Era uma freira beirando os oitenta anos de idade. Jovem ainda concluíra seus estudos de enfermagem e, desde então, se dedicou a esse mister, trabalhando sempre no mesmo hospital. Todos gostavam dela. Era eficiente, afável e prestativa. Os mais irônicos diziam que ela já se encontrava arrolada no inventário de móveis e utensílios do nosocômio. Além de querida, era respeitada, não só pelas qualidades enunciadas, mas também pela idade provecta, o que, já se vê, tudo contribuiu para a drástica decisão dos diretores, zelosos do bom nome de seu estabelecimento.

Isto posto, vejamos como se saiu o nosso “indiciado”. Por esta forma, ele se manifestou: “Sabem os senhores que eu, como a maioria dos colegas, não trabalho apenas neste hospital. No dia dos fatos em questão, tinha eu que entrar de serviço aqui às oito da manhã. Saí de um outro plantão às cinco da madrugada e fui até minha casa, tomar um banho e trocar de roupa. Em lá chegando, encontrei sobre a mesa um bilhete da minha mulher, informando que estava indo embora. Foi um choque. Ela não era lá essas coisas, tanto que vivia cantando “eu não presto, mas eu te amo”, porém, de qualquer forma estávamos juntos há tempo suficiente para eu sentir o impacto”.

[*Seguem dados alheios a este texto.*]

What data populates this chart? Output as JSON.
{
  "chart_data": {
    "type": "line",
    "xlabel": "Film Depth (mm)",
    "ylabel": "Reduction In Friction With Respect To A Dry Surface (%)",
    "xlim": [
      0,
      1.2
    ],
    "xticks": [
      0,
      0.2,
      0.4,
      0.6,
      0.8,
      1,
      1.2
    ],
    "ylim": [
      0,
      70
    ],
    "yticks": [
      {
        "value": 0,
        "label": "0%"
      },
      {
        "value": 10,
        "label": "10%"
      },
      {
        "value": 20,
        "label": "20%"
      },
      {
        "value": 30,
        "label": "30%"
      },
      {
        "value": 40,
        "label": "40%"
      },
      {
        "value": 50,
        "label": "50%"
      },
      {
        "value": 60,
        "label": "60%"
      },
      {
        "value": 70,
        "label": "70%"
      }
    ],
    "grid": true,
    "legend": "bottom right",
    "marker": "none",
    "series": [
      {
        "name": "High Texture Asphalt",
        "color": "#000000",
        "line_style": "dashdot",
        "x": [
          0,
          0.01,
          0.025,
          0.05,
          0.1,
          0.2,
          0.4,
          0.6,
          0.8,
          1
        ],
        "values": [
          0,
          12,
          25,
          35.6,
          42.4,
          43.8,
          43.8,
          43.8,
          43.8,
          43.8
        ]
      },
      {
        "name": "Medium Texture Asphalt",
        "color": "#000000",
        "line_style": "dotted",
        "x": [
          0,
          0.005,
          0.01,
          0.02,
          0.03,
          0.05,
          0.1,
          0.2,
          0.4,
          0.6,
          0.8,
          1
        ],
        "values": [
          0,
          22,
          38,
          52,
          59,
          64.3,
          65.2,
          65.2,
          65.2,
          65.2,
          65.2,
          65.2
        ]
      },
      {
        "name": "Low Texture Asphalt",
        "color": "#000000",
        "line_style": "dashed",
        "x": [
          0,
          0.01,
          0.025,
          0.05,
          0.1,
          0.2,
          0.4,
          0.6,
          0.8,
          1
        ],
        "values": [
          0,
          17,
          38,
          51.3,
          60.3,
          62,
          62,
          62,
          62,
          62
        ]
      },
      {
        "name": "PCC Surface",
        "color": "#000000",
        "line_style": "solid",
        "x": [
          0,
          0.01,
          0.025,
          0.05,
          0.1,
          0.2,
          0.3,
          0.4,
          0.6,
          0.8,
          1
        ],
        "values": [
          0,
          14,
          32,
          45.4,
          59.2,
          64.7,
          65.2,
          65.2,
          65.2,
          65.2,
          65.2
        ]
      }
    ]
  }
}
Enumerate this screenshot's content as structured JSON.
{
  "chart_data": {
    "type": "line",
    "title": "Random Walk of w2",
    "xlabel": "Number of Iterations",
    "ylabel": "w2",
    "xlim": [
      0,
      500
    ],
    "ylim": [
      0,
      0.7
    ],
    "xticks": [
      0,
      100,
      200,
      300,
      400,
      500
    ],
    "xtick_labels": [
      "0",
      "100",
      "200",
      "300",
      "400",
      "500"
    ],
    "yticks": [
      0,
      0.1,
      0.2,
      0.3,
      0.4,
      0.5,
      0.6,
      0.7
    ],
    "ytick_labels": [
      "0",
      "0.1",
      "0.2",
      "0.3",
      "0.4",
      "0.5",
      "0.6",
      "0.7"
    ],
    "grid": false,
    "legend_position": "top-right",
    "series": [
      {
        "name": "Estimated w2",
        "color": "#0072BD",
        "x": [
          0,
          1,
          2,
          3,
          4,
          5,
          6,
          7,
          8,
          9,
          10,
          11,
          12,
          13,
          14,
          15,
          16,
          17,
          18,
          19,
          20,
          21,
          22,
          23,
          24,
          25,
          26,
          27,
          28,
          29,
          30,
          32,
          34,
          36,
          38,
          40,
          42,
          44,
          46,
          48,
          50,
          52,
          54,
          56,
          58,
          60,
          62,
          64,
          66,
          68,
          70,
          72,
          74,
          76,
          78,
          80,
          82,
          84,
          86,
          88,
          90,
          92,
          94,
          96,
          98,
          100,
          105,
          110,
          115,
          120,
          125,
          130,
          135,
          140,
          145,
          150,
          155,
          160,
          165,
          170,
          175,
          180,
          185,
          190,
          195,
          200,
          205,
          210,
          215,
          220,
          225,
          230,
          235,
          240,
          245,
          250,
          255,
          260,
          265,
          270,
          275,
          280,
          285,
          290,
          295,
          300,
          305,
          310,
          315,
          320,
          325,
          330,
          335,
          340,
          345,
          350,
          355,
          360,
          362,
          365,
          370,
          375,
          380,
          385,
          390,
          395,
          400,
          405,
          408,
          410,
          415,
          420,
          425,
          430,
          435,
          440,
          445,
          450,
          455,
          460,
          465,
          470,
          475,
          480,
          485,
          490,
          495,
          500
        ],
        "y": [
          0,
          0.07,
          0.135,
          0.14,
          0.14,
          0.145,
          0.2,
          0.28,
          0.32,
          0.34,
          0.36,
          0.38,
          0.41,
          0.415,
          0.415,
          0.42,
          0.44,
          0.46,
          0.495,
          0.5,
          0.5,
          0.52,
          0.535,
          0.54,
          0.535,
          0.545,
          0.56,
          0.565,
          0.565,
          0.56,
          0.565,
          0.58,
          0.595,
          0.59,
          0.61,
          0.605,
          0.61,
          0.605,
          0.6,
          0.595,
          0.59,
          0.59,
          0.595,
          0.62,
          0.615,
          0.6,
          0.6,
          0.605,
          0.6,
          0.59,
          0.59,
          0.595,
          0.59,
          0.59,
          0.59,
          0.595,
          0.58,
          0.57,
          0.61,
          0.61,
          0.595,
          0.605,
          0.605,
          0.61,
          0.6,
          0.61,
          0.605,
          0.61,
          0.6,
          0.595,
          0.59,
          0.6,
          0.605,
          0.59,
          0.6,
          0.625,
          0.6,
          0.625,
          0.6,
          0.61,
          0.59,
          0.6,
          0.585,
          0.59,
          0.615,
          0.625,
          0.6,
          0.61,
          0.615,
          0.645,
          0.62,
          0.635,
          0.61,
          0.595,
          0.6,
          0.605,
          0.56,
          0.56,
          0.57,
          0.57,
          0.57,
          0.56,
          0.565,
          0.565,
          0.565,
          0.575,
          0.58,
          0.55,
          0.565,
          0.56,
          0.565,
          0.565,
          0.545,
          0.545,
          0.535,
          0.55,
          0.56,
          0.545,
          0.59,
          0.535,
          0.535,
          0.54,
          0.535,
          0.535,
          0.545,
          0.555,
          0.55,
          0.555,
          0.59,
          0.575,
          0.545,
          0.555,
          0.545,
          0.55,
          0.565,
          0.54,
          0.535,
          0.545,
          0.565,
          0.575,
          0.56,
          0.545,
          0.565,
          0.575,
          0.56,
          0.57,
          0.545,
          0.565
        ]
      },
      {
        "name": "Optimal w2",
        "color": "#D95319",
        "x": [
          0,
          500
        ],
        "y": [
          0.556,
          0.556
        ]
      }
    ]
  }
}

E prosseguiu: “Fui em frente. Cheguei à rua e não encontrei o meu carro. Um popular me informou que havia sido guinchado, pois, na pressa, eu estacionara em local proibido. Consegui um táxi; um fusca 62, em que o assento do passageiro exibia simpáticos segmentos de molas. Enfrentamos um engarrafamento de mais de uma hora e quando, por fim, conseguimos chegar o destino, o motorista não tinha troco. Com muito custo e depois de algumas xingações, o problema foi resolvido”.

“Entrei, afinal, no meu consultório – seguiu no relato. O aparelho de ar refrigerado não funcionou e tive que atender a três pacientes no calor que todos conhecemos. Desci, então, ao fito de me preparar para uma cesariana marcada para as treze. Fiz todo o processo de assepsia, calcei a primeira luva e, ao enfiar a segunda, ela estava furada. Foi nesse momento, que a Irmã Rita enfiou seu simpático rosto pela porta e me disse: “Doutor, sua paciente do 413 morreu. O que eu faço com este supositório que o senhor tinha receitado para ela?”

Os diretores absolveram o doutor Rosivaldo, considerando que a resposta dada por ele se enquadrava na hipótese de inexigibilidade de conduta diversa. Quanto à Irmã Rita, faleceu uns dez anos depois. Conta-se, em louvor de suas virtudes, que, tão logo expirou, sua alma partiu com impressionante velocidade para as paragens celestiais, a ponto de obrigar São Pedro a uma piedosa advertência: “Irmãzinha, diga ao menos “merda”, se não a senhora entre em órbita”.

Felix Valois

Felix Valois

* Félix Valois é advogado, professor universitário e integrou a comissão de juristas instituída p...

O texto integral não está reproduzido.